Thus, we see that identifying and nurturing merit, especially at state’s expense, is potentially risky in a globalized world and must be done with due diligence. This diligence must include an analysis of the allocation of the ‘excellent’ to various positions within a society’s economy or outside it. A society must also be careful about defining merit, especially if it means adopting metrics of productivity and skills of a different society and also of training its members to succeed on these metrics. Without this due diligence, the selection process will result in a transfer of key productive assets from the less developed society to the more developed one20.

Following Stiglitz’s (1975), let us define a meritocracy as a democratic society characterized by four attributes. These are (a) a notion of merit and a labelling and sorting function, (b) productive processes which utilize this sorting to increase net social output. As we have seen, a correct labelling tends to increase wages for the more productive at the cost of the less productive. Thus a state-funded labelling process will succeed only if (a) and (b) are coupled with (c) mechanisms to distribute this surplus so that a majority of the people benefit, and finally (d) an informed majority which votes for such a labelling having understood the process, its economic ramifications and the social outcome. We will call a society possessing properties (a)-(d) as a meritocracy.

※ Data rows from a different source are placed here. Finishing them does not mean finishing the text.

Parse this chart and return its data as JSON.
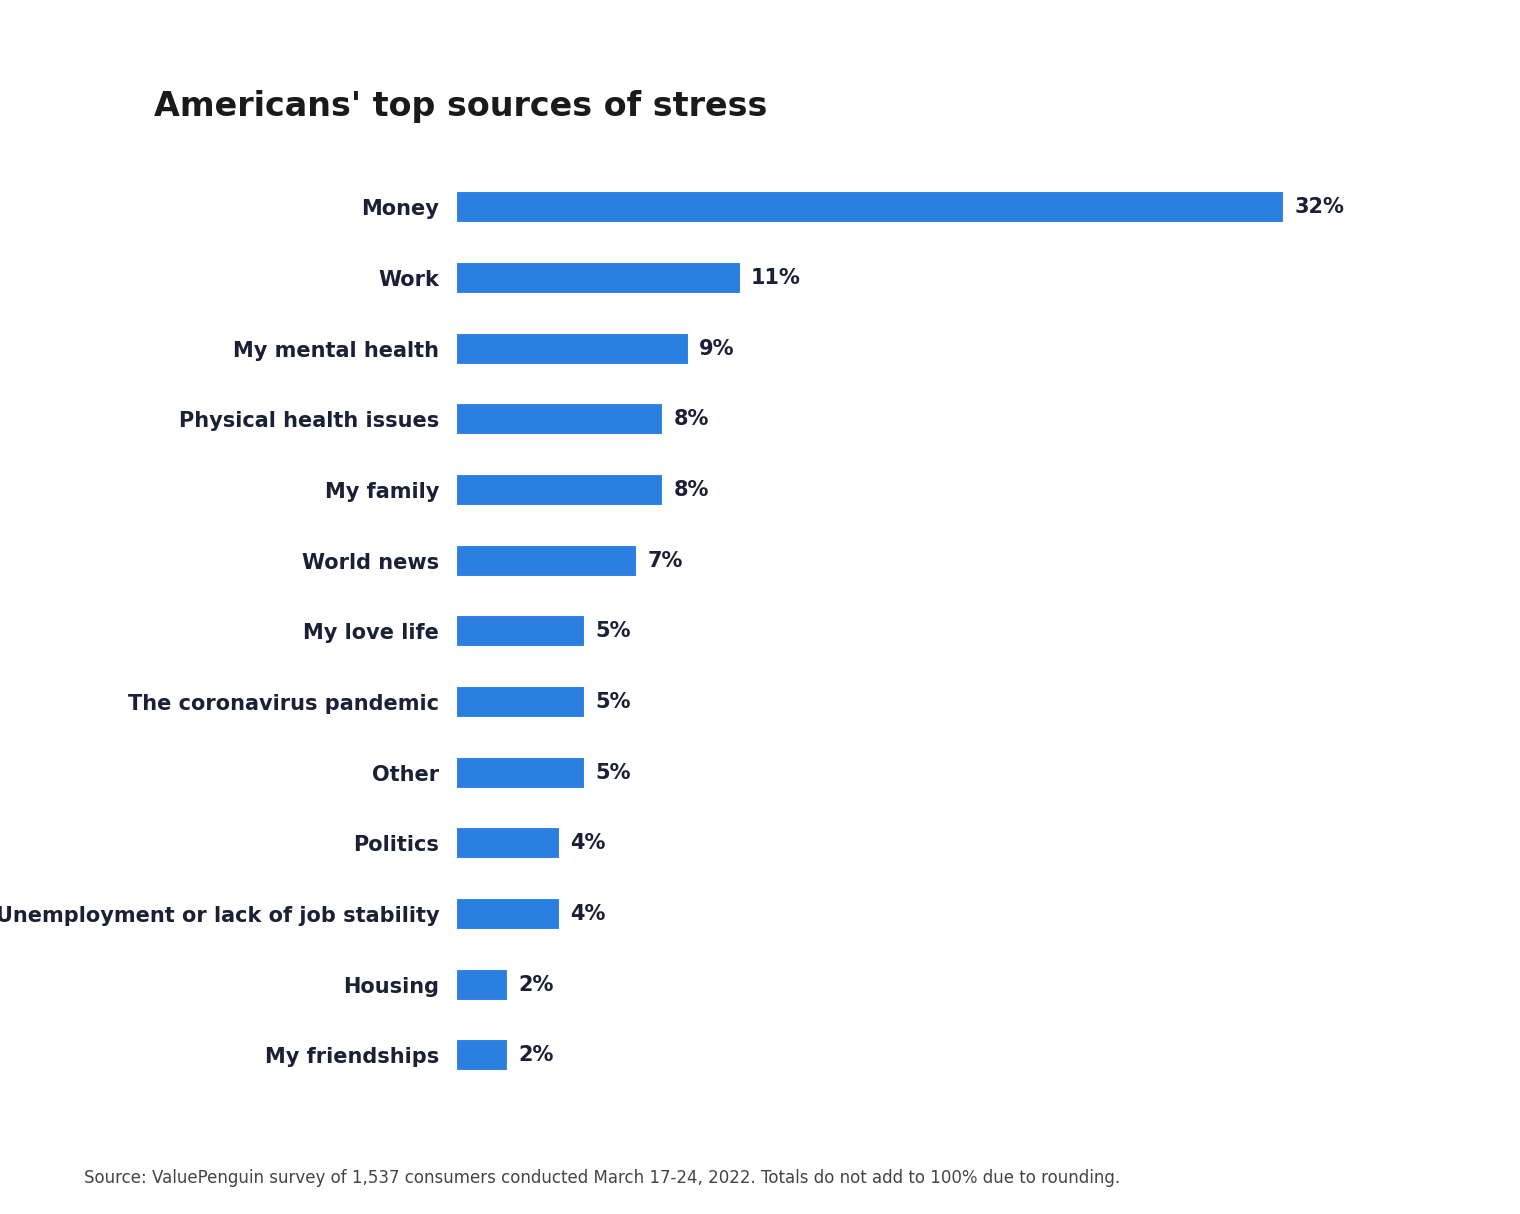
{
  "title": "Americans' top sources of stress",
  "categories": [
    "Money",
    "Work",
    "My mental health",
    "Physical health issues",
    "My family",
    "World news",
    "My love life",
    "The coronavirus pandemic",
    "Other",
    "Politics",
    "Unemployment or lack of job stability",
    "Housing",
    "My friendships"
  ],
  "values": [
    32,
    11,
    9,
    8,
    8,
    7,
    5,
    5,
    5,
    4,
    4,
    2,
    2
  ],
  "bar_color": "#2B7FE0",
  "label_color": "#1a2035",
  "title_color": "#1a1a1a",
  "background_color": "#FFFFFF",
  "source_text": "Source: ValuePenguin survey of 1,537 consumers conducted March 17-24, 2022. Totals do not add to 100% due to rounding.",
  "title_fontsize": 24,
  "label_fontsize": 15,
  "value_fontsize": 15,
  "source_fontsize": 12,
  "xlim": [
    0,
    37
  ],
  "bar_height": 0.45
}
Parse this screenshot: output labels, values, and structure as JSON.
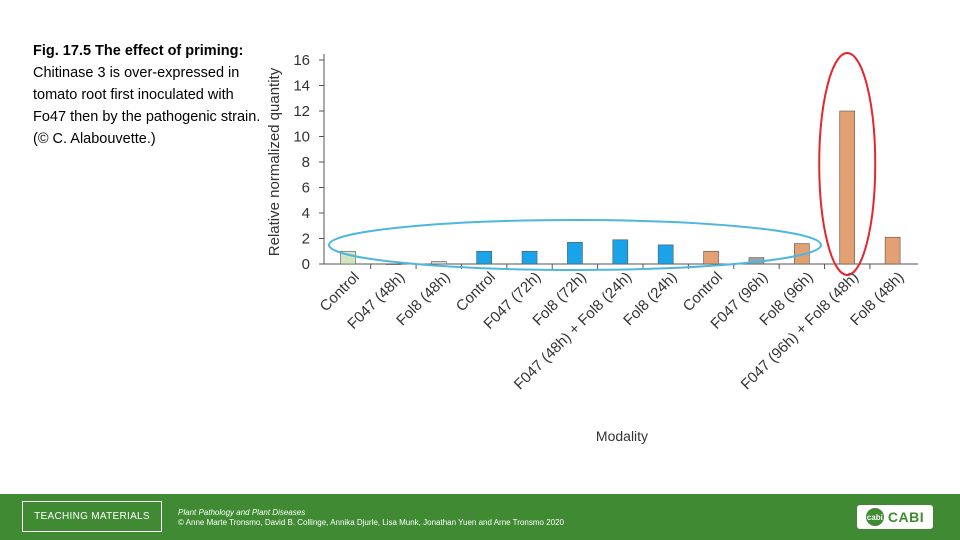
{
  "caption": {
    "bold": "Fig. 17.5 The effect of priming:",
    "text": " Chitinase 3 is over-expressed in tomato root first inoculated with Fo47 then by the pathogenic strain. (© C. Alabouvette.)"
  },
  "chart_data": {
    "type": "bar",
    "title": "",
    "xlabel": "Modality",
    "ylabel": "Relative normalized quantity",
    "ylim": [
      0,
      16
    ],
    "yticks": [
      0,
      2,
      4,
      6,
      8,
      10,
      12,
      14,
      16
    ],
    "grid": false,
    "categories": [
      "Control",
      "F047 (48h)",
      "Fol8 (48h)",
      "Control",
      "F047 (72h)",
      "Fol8 (72h)",
      "F047 (48h) + Fol8 (24h)",
      "Fol8 (24h)",
      "Control",
      "F047 (96h)",
      "Fol8 (96h)",
      "F047 (96h) + Fol8 (48h)",
      "Fol8 (48h)"
    ],
    "values": [
      1.0,
      0.0,
      0.2,
      1.0,
      1.0,
      1.7,
      1.9,
      1.5,
      1.0,
      0.5,
      1.6,
      12.0,
      2.1
    ],
    "colors": [
      "#cfe6c0",
      "#cfe6c0",
      "#d9d9d9",
      "#1aa3e8",
      "#1aa3e8",
      "#1aa3e8",
      "#1aa3e8",
      "#1aa3e8",
      "#e3a073",
      "#9aa0a6",
      "#e3a073",
      "#e3a073",
      "#e3a073"
    ],
    "annotations": [
      {
        "shape": "ellipse",
        "color": "#4fb7df",
        "around": "low-expression bars"
      },
      {
        "shape": "ellipse",
        "color": "#e5262c",
        "around": "F047 (96h) + Fol8 (48h)"
      }
    ]
  },
  "footer": {
    "teaching_label": "TEACHING MATERIALS",
    "book_title": "Plant Pathology and Plant Diseases",
    "book_authors": "© Anne Marte Tronsmo, David B. Collinge, Annika Djurle, Lisa Munk, Jonathan Yuen and Arne Tronsmo 2020",
    "logo_mark": "cabi",
    "logo_text": "CABI"
  }
}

The IITB placement situation is but one witness to how higher education in India fails to be a meritocracy. We begin with a conflicted notion of merit, we identify and train agents for whom we have no useful productive processes, and finally, there is no distributive mechanism which will benefit a majority of us, unless we believe in the trickle-down from the global economy. Thus, this violates properties (a)-(c) of our meritocracy, whence, assuming a rational majority, it is a surprise that (d) holds at all. That it holds is largely because of the perception that the admission process is fair and locates talent. While superficially true, it masks the fact that high odds such as 1:200, makes any admission process highly coachable. That the labelling is fair and meritorious and offers inordinate rewards for the few and an escape to a better society creates an aspirational dysfunction (see Sohoni 2012) and deflects attention from the fact that the labelling is actually socially negative.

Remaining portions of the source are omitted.